Now it's up to the context to define how we interpret this structure. Let's suppose we were writing an xml converter for this textml document, then we might define a rule like this: "For non-'@' sections under @tasks, convert to:"

   <task finish-by="24-Nov-09" >
     <issue>hosting agreement</issue>
     <ul>
       <li>do X</li>
     </ul>
   </task>
  

A lot of the time you probably don't ever want to convert textml so your brain applies something similar to the above rule although without all the detail. In your mind you simple say "This is a section about ... ".

I find myself using this above shorthand a lot since I don't want to write in the extra context every time I start up a new section and textml is already doing a good job of providing context within which this shorthand is used.

Paragraphs

The main motivation for textml was to work with text files. so the issue of whether to insert paragraphs tags around each paragraph is a non-issue.
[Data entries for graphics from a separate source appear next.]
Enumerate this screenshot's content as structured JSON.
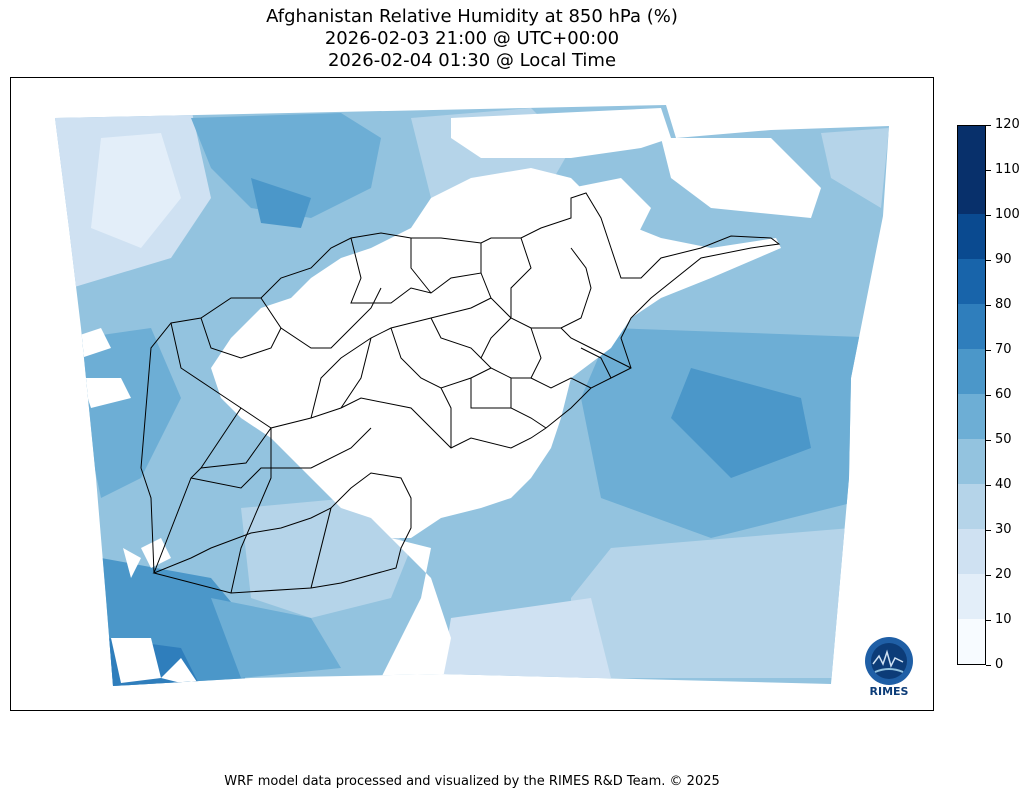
{
  "title": {
    "line1": "Afghanistan Relative Humidity at 850 hPa (%)",
    "line2": "2026-02-03 21:00 @ UTC+00:00",
    "line3": "2026-02-04 01:30 @ Local Time"
  },
  "colorbar": {
    "ticks": [
      "0",
      "10",
      "20",
      "30",
      "40",
      "50",
      "60",
      "70",
      "80",
      "90",
      "100",
      "110",
      "120"
    ],
    "colors": [
      "#f7fbff",
      "#e3eef9",
      "#cfe1f2",
      "#b5d4e9",
      "#93c3df",
      "#6daed5",
      "#4b97c9",
      "#2f7ebc",
      "#1864aa",
      "#0a4a90",
      "#08306b",
      "#08306b"
    ]
  },
  "map": {
    "region": "Afghanistan",
    "variable": "Relative Humidity",
    "level": "850 hPa",
    "units": "%"
  },
  "logo": {
    "text": "RIMES"
  },
  "footer": {
    "credit": "WRF model data processed and visualized by the RIMES R&D Team. © 2025"
  }
}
You don't bother. You might use a blank line to break them up instead.

However, if you were wanting to convert to real xml, you might want to consider some sort of hinting system. A hint would work within the tag you set it and would probably be inherited. This hint would direct the parser to insert paragraph tags under certain conditions, or not to.

  
    @some-tag {
      #'auto-paragraph 1

      Sentence 1.
      Sentence 2.

      Sentence 3.
    }
    =>
    <some-tag>
      <p>Sentenxt 1.  Sentence 2.</p>
      <p>Sentenxt 3.</p>
    </some-tag>
  
  

In the above example "#'" signifies a hint which has been set for @some-tag. This hint tells the parser to generate paragraph tags around content and to start a new paragraph after 1 empty line.

Bullets

Before I used textml, I used bullets - usually hyphens or asterisks in my text files. The same applies in textml. Use hyphens to create unordered lists. Indentation is assumed to be important. Note how the 2nd @description is indented the same as the string "item 1".

  - item 1
    - item 1.1
      @description {
        Description about item 1.1
      }
    @description {
      Description about item 1.
    }
  

The following attempts to make it more explicit and to remove reliance on the significance of indentation, but I don't think it will catch on:

  -{ item 1
     -{ item 1.1
        @description {
          Description about item 1.1
        }
      }
      @description {
        Description about item 1.
      }
   }
  

Numbered bullets might take the following form:

  # item 1
    # item 1.1
      @description {
        Description about item 1.1
      }
    @description {
      Description about item 1.
    }
  

Converting to xml

The point of textml is allow you to add structure to your text files. For the sorts of things I work on, I don't need to publish what I'm doing into xml.

However it would be fairly straightforward to write script or parser to generate the appropriate xml. Then transform that xml using xslt into other xml-based formats such as xhtml.

Benefits

  • It's easier to date things, sign things, or otherwise add some sort of meta data to something to give you extra information about what you were doing in your text file, when and why etc
  • Makes it easier to explore using xml to create structure or semi-structure. I'm interested in this because I'm looking at xml to represent certain types of knowledge and learning - think of dialectics, assignments, forums, q & a. textml makes it easy to play with some of this straight away in your text editor.
  • Once you've defined a "context" - a parent tag or hierarchy with attributes, you don't have to constantly remind your audience about it. Textml allows you to create structure within your text documents which defines context; once that's out of the way you can concentrate on the specific issue. For instance If my tag is
      @plan {
        @start-date: 24-Nov-09
        - Do X
        - Do Y
      }
     
    A context of a plan and its start date has already been set. Everything I write is within that context.

Limitations

  • A text file is not a web-based document so you can't show images.
  • You are confined to the linear format of a text file; in a browser you can potentially break things up a bit more as well as insert hyperlinks. If you're wanting to do that, you should work with real xml or xhtml in a browser or other capable user-agent.